Independent review finds ‘lessons learned’ following death of eight-week-old Crowborough baby
Lessons have been learned from the tragic death of a baby from Crowborough, an independent review has concluded.
The East Sussex Safeguarding Children Partnership (ESSCP) carried out the serious case review following the death of the eight-week-old baby in September 2018.
The child’s father has subsequently been convicted of her murder, and her mother of allowing her death.
While the names of the parents are not included in the serious case review, in March of this year Michael Roe, 33, was jailed for life with a minimum of 19 years for shaking his baby daughter Holly to death.
Holly’s mother Tiffany Tate, 22, who was found by the court to have turned a blind eye to his abuse and allowed him to kill their baby, was jailed for two years and nine months.
The review report, which examined the contact and support the family had with various agencies, has been published now that the criminal process has been concluded.
It highlights that the family received a wide range of support from health services and local authority social care teams, but this, ultimately, had not prevented the death of the child.
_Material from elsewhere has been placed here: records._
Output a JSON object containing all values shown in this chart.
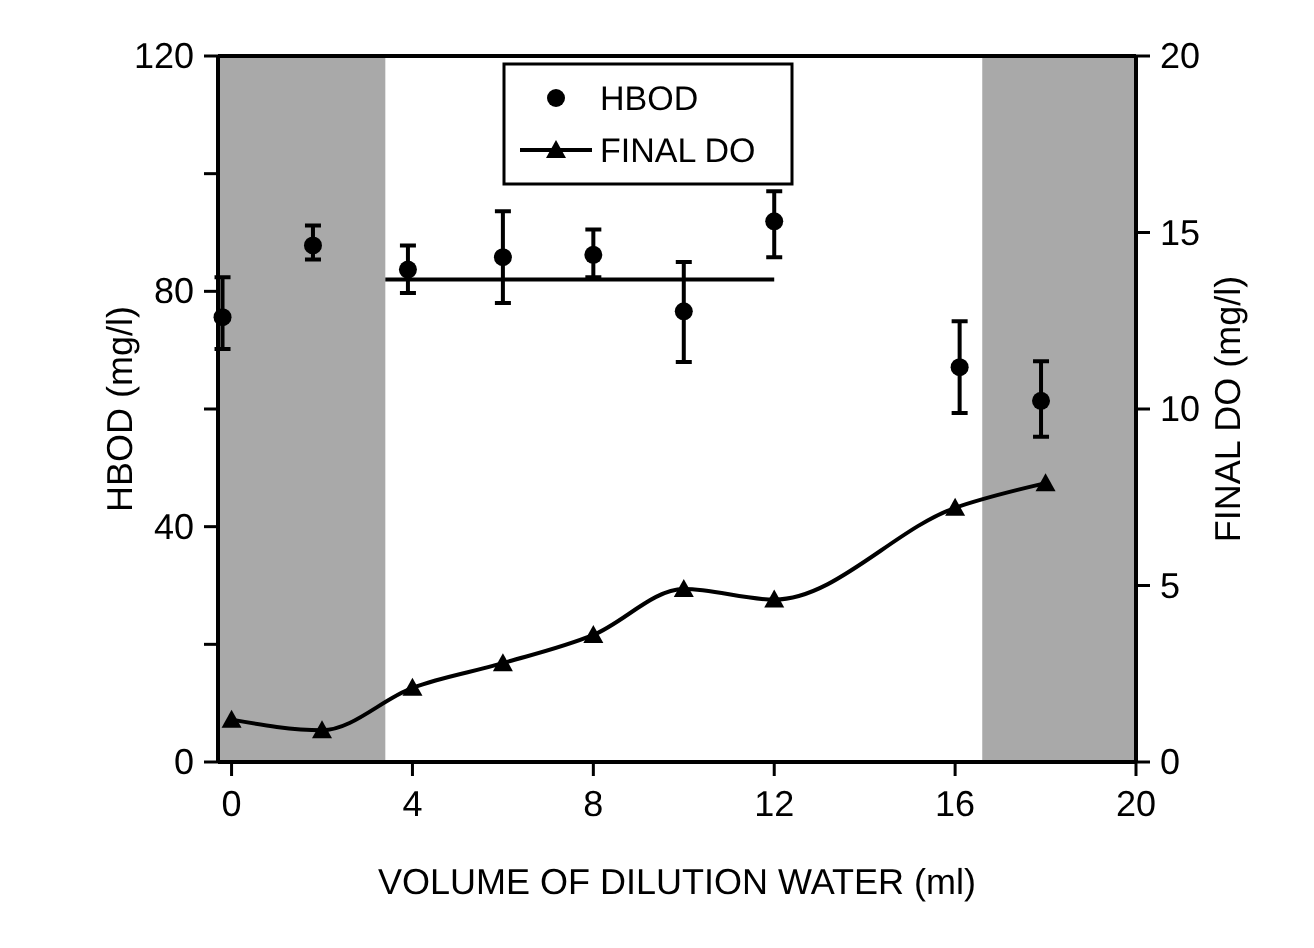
{
  "chart_data": {
    "type": "scatter",
    "xlabel": "VOLUME OF DILUTION WATER (ml)",
    "ylabel": "HBOD (mg/l)",
    "y2label": "FINAL DO (mg/l)",
    "xlim": [
      -0.3,
      20
    ],
    "xticks": [
      0,
      4,
      8,
      12,
      16,
      20
    ],
    "ylim": [
      0,
      120
    ],
    "yticks": [
      0,
      {
        "value": 20,
        "label": null
      },
      40,
      {
        "value": 60,
        "label": null
      },
      80,
      {
        "value": 100,
        "label": null
      },
      120
    ],
    "y2lim": [
      0,
      20
    ],
    "y2ticks": [
      0,
      5,
      10,
      15,
      20
    ],
    "legend": "top",
    "grid": false,
    "bands": [
      {
        "axis": "x",
        "from": -0.3,
        "to": 3.4,
        "color": "#9a9a9a"
      },
      {
        "axis": "x",
        "from": 16.6,
        "to": 20,
        "color": "#9a9a9a"
      }
    ],
    "series": [
      {
        "name": "HBOD",
        "color": "#000000",
        "marker": "circle",
        "x": [
          -0.2,
          1.8,
          3.9,
          6,
          8,
          10,
          12,
          16.1,
          17.9
        ],
        "values": [
          75.6,
          87.8,
          83.7,
          85.8,
          86.2,
          76.6,
          91.9,
          67.1,
          61.4
        ],
        "errors": [
          [
            70.2,
            82.4
          ],
          [
            85.4,
            91.2
          ],
          [
            79.7,
            87.8
          ],
          [
            78,
            93.6
          ],
          [
            82.4,
            90.5
          ],
          [
            68,
            85
          ],
          [
            85.8,
            97
          ],
          [
            59.3,
            74.9
          ],
          [
            55.3,
            68.1
          ]
        ]
      },
      {
        "name": "FINAL DO",
        "type": "line",
        "axis": "y2",
        "color": "#000000",
        "marker": "triangle",
        "line_style": "solid",
        "x": [
          0,
          2,
          4,
          6,
          8,
          10,
          12,
          16,
          18
        ],
        "values": [
          1.2,
          0.9,
          2.1,
          2.8,
          3.6,
          4.9,
          4.6,
          7.2,
          7.9
        ]
      },
      {
        "type": "line",
        "color": "#000000",
        "marker": "none",
        "line_style": "solid",
        "x": [
          3.4,
          12
        ],
        "values": [
          82,
          82
        ]
      }
    ]
  }
}
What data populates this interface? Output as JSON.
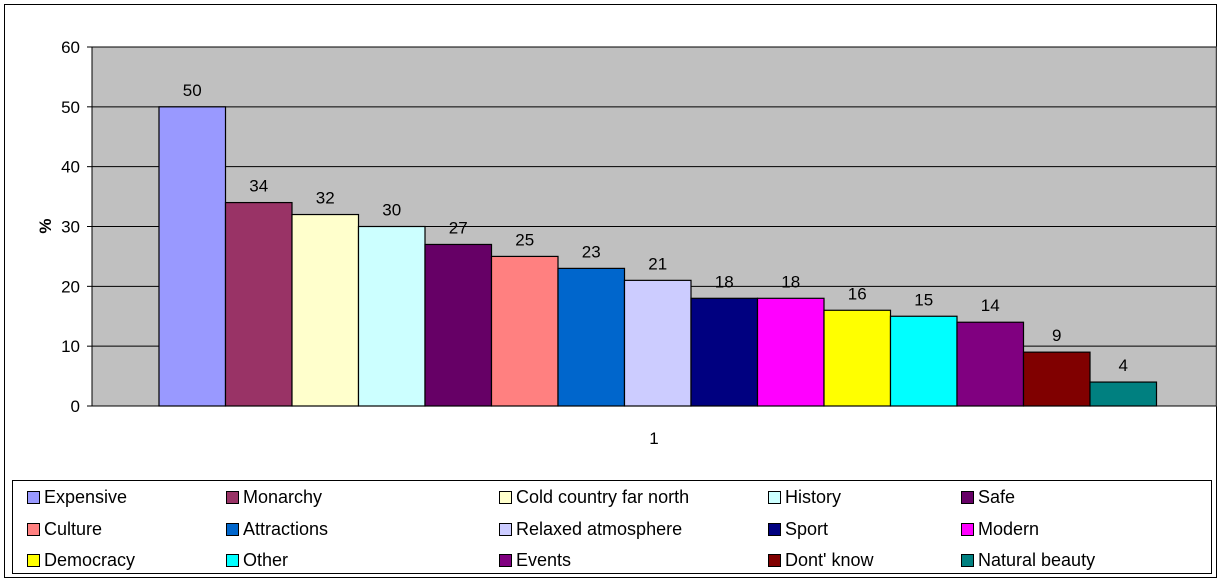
{
  "chart_data": {
    "type": "bar",
    "title": "",
    "xlabel": "",
    "ylabel": "%",
    "ylim": [
      0,
      60
    ],
    "yticks": [
      0,
      10,
      20,
      30,
      40,
      50,
      60
    ],
    "categories": [
      "1"
    ],
    "grid": true,
    "plot_background": "#C0C0C0",
    "legend_position": "bottom",
    "series": [
      {
        "name": "Expensive",
        "values": [
          50
        ],
        "color": "#9999FF"
      },
      {
        "name": "Monarchy",
        "values": [
          34
        ],
        "color": "#993366"
      },
      {
        "name": "Cold country far north",
        "values": [
          32
        ],
        "color": "#FFFFCC"
      },
      {
        "name": "History",
        "values": [
          30
        ],
        "color": "#CCFFFF"
      },
      {
        "name": "Safe",
        "values": [
          27
        ],
        "color": "#660066"
      },
      {
        "name": "Culture",
        "values": [
          25
        ],
        "color": "#FF8080"
      },
      {
        "name": "Attractions",
        "values": [
          23
        ],
        "color": "#0066CC"
      },
      {
        "name": "Relaxed atmosphere",
        "values": [
          21
        ],
        "color": "#CCCCFF"
      },
      {
        "name": "Sport",
        "values": [
          18
        ],
        "color": "#000080"
      },
      {
        "name": "Modern",
        "values": [
          18
        ],
        "color": "#FF00FF"
      },
      {
        "name": "Democracy",
        "values": [
          16
        ],
        "color": "#FFFF00"
      },
      {
        "name": "Other",
        "values": [
          15
        ],
        "color": "#00FFFF"
      },
      {
        "name": "Events",
        "values": [
          14
        ],
        "color": "#800080"
      },
      {
        "name": "Dont' know",
        "values": [
          9
        ],
        "color": "#800000"
      },
      {
        "name": "Natural beauty",
        "values": [
          4
        ],
        "color": "#008080"
      }
    ]
  }
}
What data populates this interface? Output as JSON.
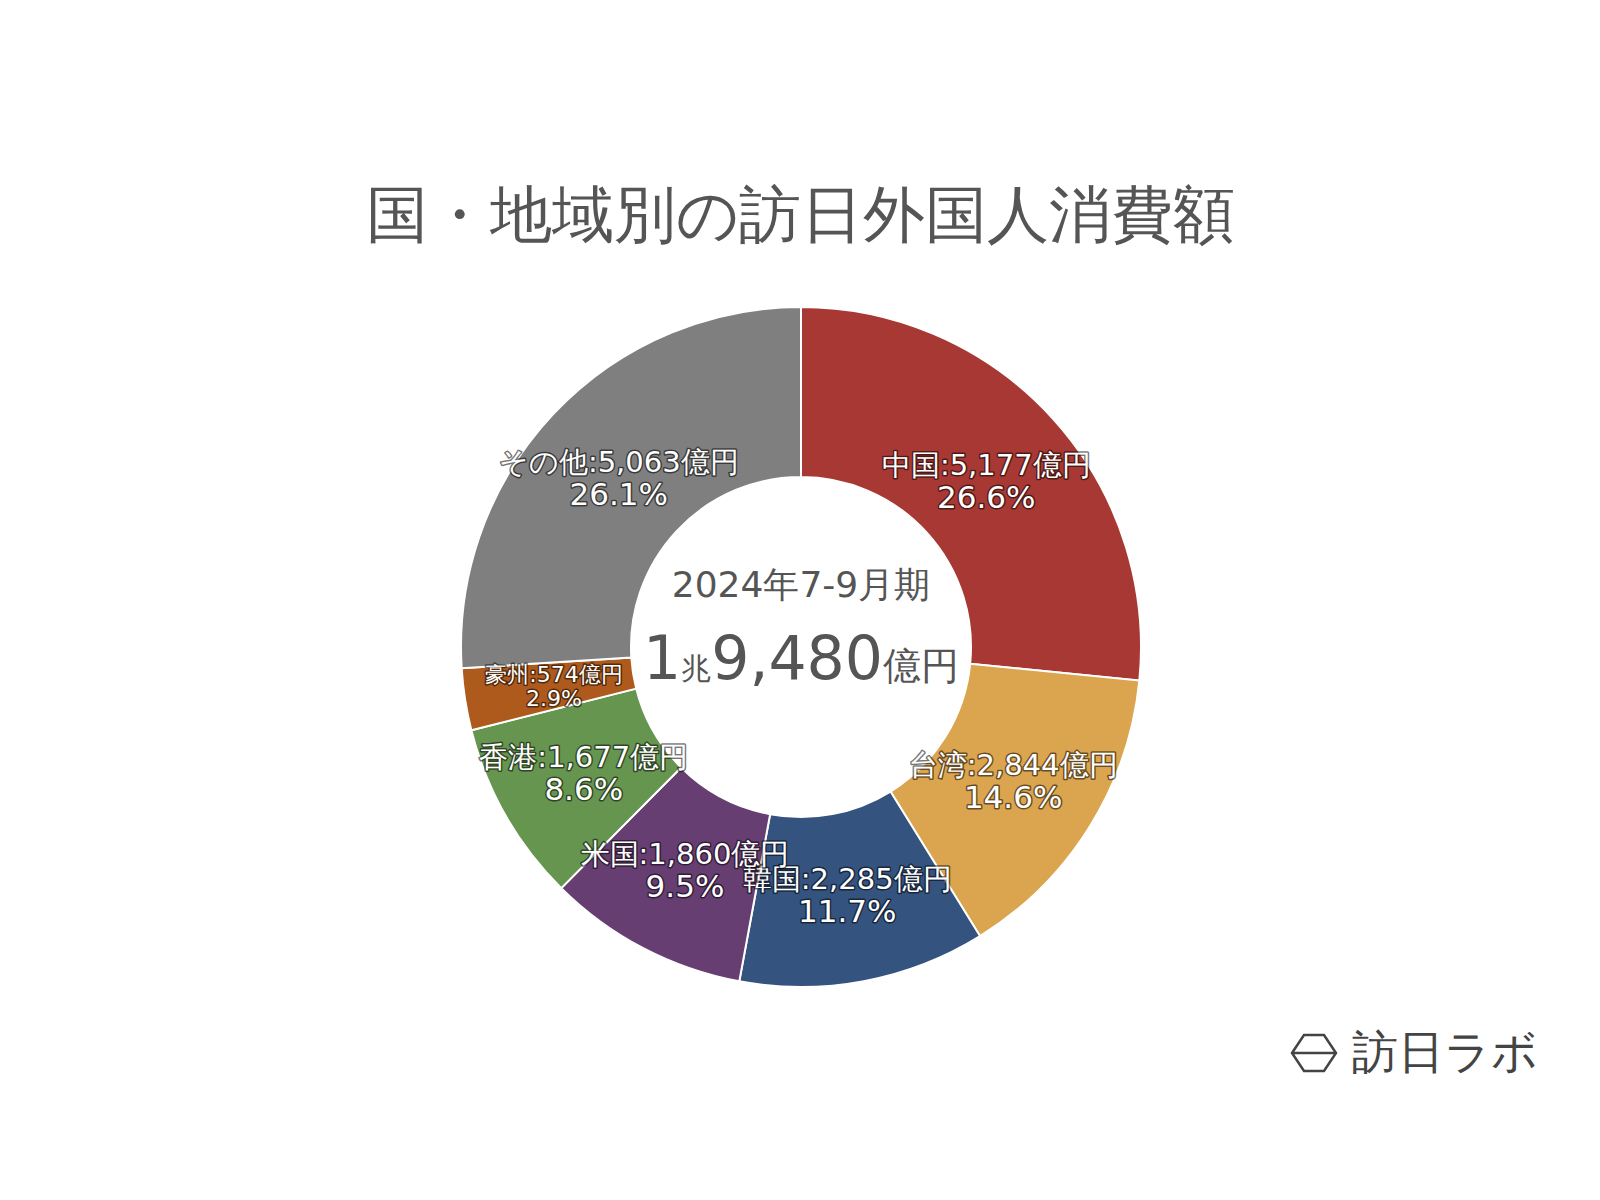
{
  "chart_data": {
    "type": "donut",
    "title": "国・地域別の訪日外国人消費額",
    "categories": [
      "中国",
      "台湾",
      "韓国",
      "米国",
      "香港",
      "豪州",
      "その他"
    ],
    "values": [
      5177,
      2844,
      2285,
      1860,
      1677,
      574,
      5063
    ],
    "label_separator": ":",
    "value_labels": [
      "5,177億円",
      "2,844億円",
      "2,285億円",
      "1,860億円",
      "1,677億円",
      "574億円",
      "5,063億円"
    ],
    "percent_labels": [
      "26.6%",
      "14.6%",
      "11.7%",
      "9.5%",
      "8.6%",
      "2.9%",
      "26.1%"
    ],
    "colors": [
      "#a83833",
      "#dba44e",
      "#34537f",
      "#663e72",
      "#669550",
      "#ae5a1d",
      "#7f7f7f"
    ],
    "data_labels": true,
    "center": {
      "period": "2024年7-9月期",
      "total_parts": [
        "1",
        "兆",
        "9,480",
        "億円"
      ]
    },
    "source": "訪日ラボ"
  }
}
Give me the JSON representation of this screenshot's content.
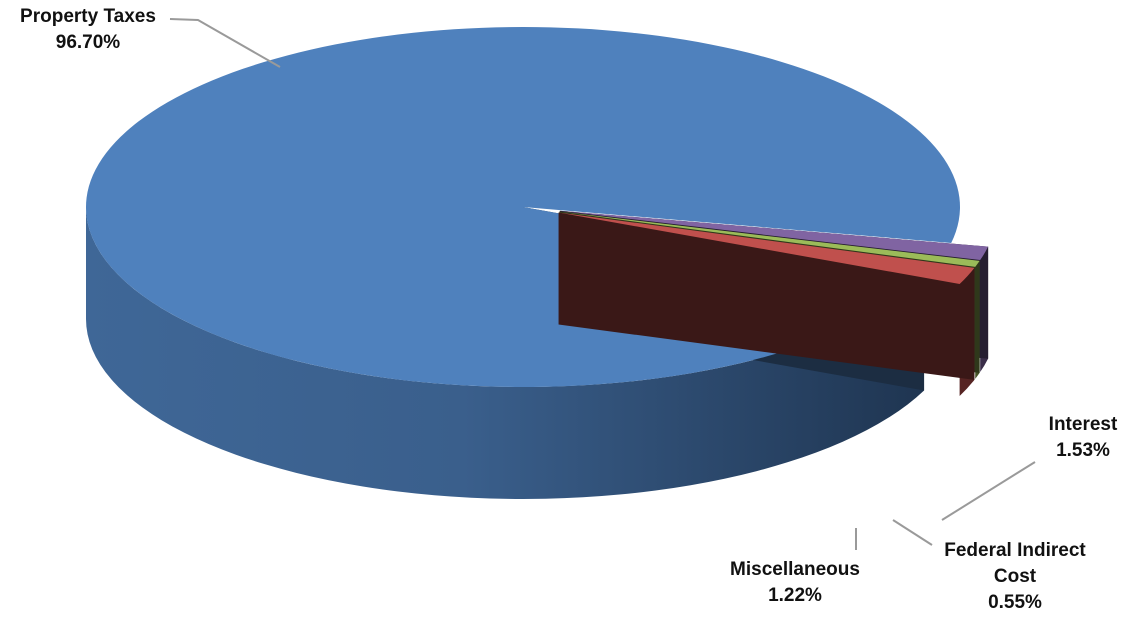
{
  "chart_data": {
    "type": "pie",
    "title": "",
    "legend": "none",
    "three_d": true,
    "slices": [
      {
        "label": "Property Taxes",
        "value": 96.7,
        "value_label": "96.70%",
        "color": "#4f81bd"
      },
      {
        "label": "Miscellaneous",
        "value": 1.22,
        "value_label": "1.22%",
        "color": "#8064a2"
      },
      {
        "label": "Federal Indirect Cost",
        "value": 0.55,
        "value_label": "0.55%",
        "color": "#9bbb59"
      },
      {
        "label": "Interest",
        "value": 1.53,
        "value_label": "1.53%",
        "color": "#c0504d"
      }
    ]
  }
}
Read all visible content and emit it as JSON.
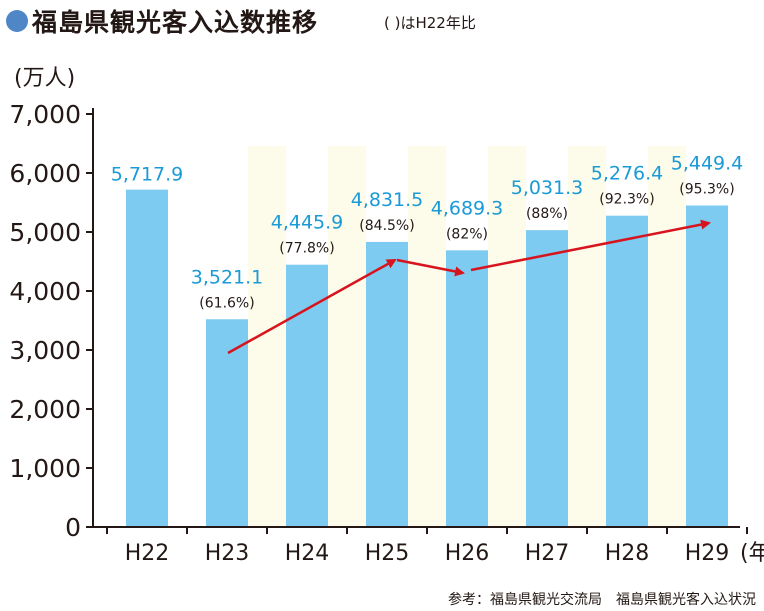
{
  "title": "福島県観光客入込数推移",
  "subtitle": "( )はH22年比",
  "colors": {
    "title_dot": "#4f86c6",
    "bar": "#7dcbf0",
    "band": "#fdfbe9",
    "value_label": "#1a9ad6",
    "arrow": "#d7141e",
    "axis": "#231815"
  },
  "chart_data": {
    "type": "bar",
    "ylabel": "(万人)",
    "x_unit": "(年)",
    "categories": [
      "H22",
      "H23",
      "H24",
      "H25",
      "H26",
      "H27",
      "H28",
      "H29"
    ],
    "values": [
      5717.9,
      3521.1,
      4445.9,
      4831.5,
      4689.3,
      5031.3,
      5276.4,
      5449.4
    ],
    "value_labels": [
      "5,717.9",
      "3,521.1",
      "4,445.9",
      "4,831.5",
      "4,689.3",
      "5,031.3",
      "5,276.4",
      "5,449.4"
    ],
    "ratio_labels": [
      "",
      "(61.6%)",
      "(77.8%)",
      "(84.5%)",
      "(82%)",
      "(88%)",
      "(92.3%)",
      "(95.3%)"
    ],
    "ylim": [
      0,
      7000
    ],
    "yticks": [
      0,
      1000,
      2000,
      3000,
      4000,
      5000,
      6000,
      7000
    ],
    "ytick_labels": [
      "0",
      "1,000",
      "2,000",
      "3,000",
      "4,000",
      "5,000",
      "6,000",
      "7,000"
    ],
    "grid": false,
    "trend_arrows": [
      {
        "from": "H23",
        "to": "H25"
      },
      {
        "from": "H25",
        "to": "H26"
      },
      {
        "from": "H26",
        "to": "H29"
      }
    ]
  },
  "source": "参考：福島県観光交流局　福島県観光客入込状況"
}
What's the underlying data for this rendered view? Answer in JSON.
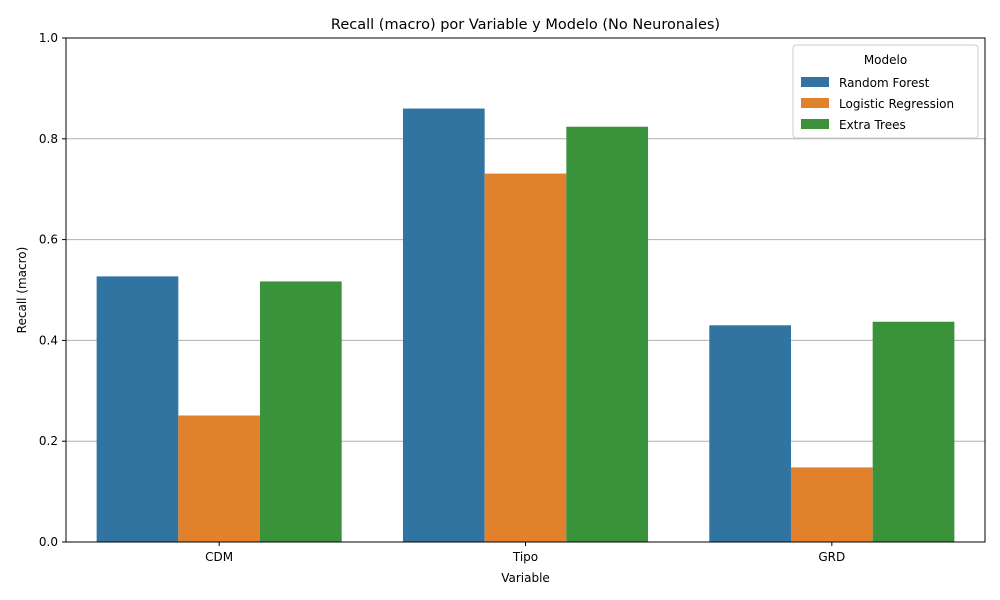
{
  "chart_data": {
    "type": "bar",
    "title": "Recall (macro) por Variable y Modelo (No Neuronales)",
    "xlabel": "Variable",
    "ylabel": "Recall (macro)",
    "categories": [
      "CDM",
      "Tipo",
      "GRD"
    ],
    "series": [
      {
        "name": "Random Forest",
        "color": "#3274a1",
        "values": [
          0.527,
          0.86,
          0.43
        ]
      },
      {
        "name": "Logistic Regression",
        "color": "#e1812c",
        "values": [
          0.251,
          0.731,
          0.148
        ]
      },
      {
        "name": "Extra Trees",
        "color": "#3a923a",
        "values": [
          0.517,
          0.824,
          0.437
        ]
      }
    ],
    "ylim": [
      0,
      1.0
    ],
    "yticks": [
      "0.0",
      "0.2",
      "0.4",
      "0.6",
      "0.8",
      "1.0"
    ],
    "grid": "y-axis",
    "legend": {
      "title": "Modelo",
      "placement": "top-right"
    }
  }
}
The independent chair of the ESSCP, Reg Hooke, said: “This tragic and untimely death of a very young and vulnerable child inevitably required a serious case review to understand whether anything more could have been done to protect such vulnerable babies.
“In this case we had a particular focus on the health and social care services.
“The aim has been to reduce the risk of something like this happening again.”
Mr Hooke said one key aspect was that both parents had, as children, been in care.
The review had highlighted the importance of local authorities continuing to offer support as a ‘corporate grandparent’ when children leave care and have children themselves.
He added: “A good level of support was provided to the mother during pregnancy and post birth by the local authority and this case underlines for me the need for care leavers who become parents themselves to receive ongoing support in the same way many new parents benefit from the support of their own families.”
The improvements identified in the review included better cross-border links between social care teams and the need for persistence and tenacity in professionals to ensure a child and carers are seen in person where they are believed to be vulnerable.
It also recommends that hospitals should make sure a discharge planning meeting is always held after a child’s birth to ensure that the right support is in place straight-away.
Among the other recommendations of the report, the ESCPP says post-mortems should be conducted as soon as practicable where a child dies in such circumstances, and that CAT scans should be considered immediately when there’s an unexpected infant death.
The Government’s Department of Health & Social Care has been asked to review capacity across the country in order to achieve this.
The report also found there had been no additional teenage pregnancy support for the child’s mother in the area she lived, and the fact that the mother had four midwives in a very short space of time because of capacity issues had created a challenging situation.
Mr Hooke said: “These very sad events took place some time ago and, although we’ve not been able to publish the report before now, we have been working closely with all the agencies involved.
“I am very pleased to say that the lessons this report identifies have either been or are being addressed.”